体は酸っぱく柔らかく、葉田知世は骨がバラバラになりそうだと感じたが、夜になってもなんとかクラブに行った。

「知世、来てくれてよかった。小崎様がさっきあなたに酒の紹介をしてほしいと指名していたのよ」エミ班長は葉田知世が入ってくるのを見て、急いで制服とオーダー用のiPadを渡した。

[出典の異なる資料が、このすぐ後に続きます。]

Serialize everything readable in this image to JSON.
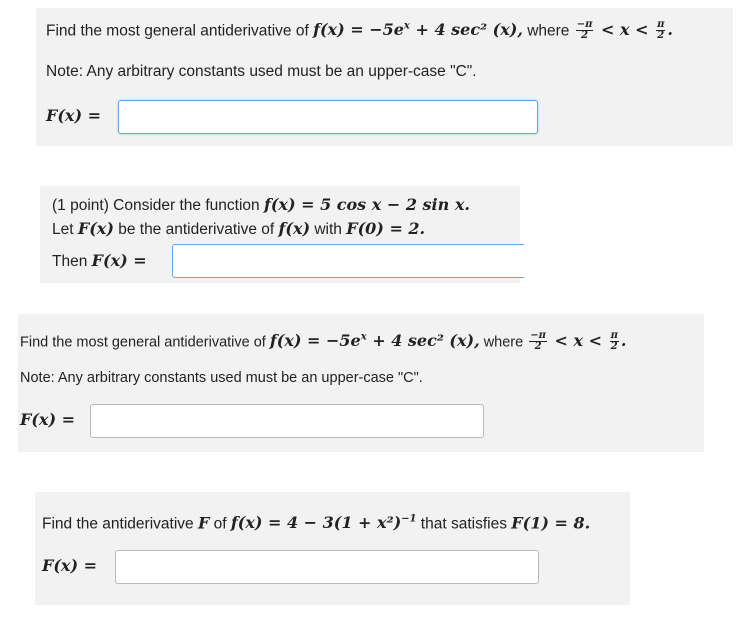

「他の人に代わってもらえない?」葉田知世は反射的に断った。

この小崎岳は有名な遊び人で、美しい女性を見ると足が止まってしまう人物だった。彼は何度か葉田知世に言い寄ったが、いつも彼女に巧みに避けられていた。

「小崎様があなたが行かないなら、今日店を潰すと言ったわ。あの若様は何をしでかすか分からないでしょう」エミは葉田知世の耳元で囁いた。「平原社長のためにも、星星、顔を出してみてくれない?」

彼女が平原遥子の友人であることはクラブでは公然の秘密だった。

「わかったわ、行ってみる」葉田知世には断る理由がなくなった。

大丈夫、死さえ恐れないのだから、世間知らずの好色親父なんて対処できないはずがない。

彼女は深呼吸し、更衣室で制服に着替え、ドリンクメニューを持って小崎様の個室のドアをノックした。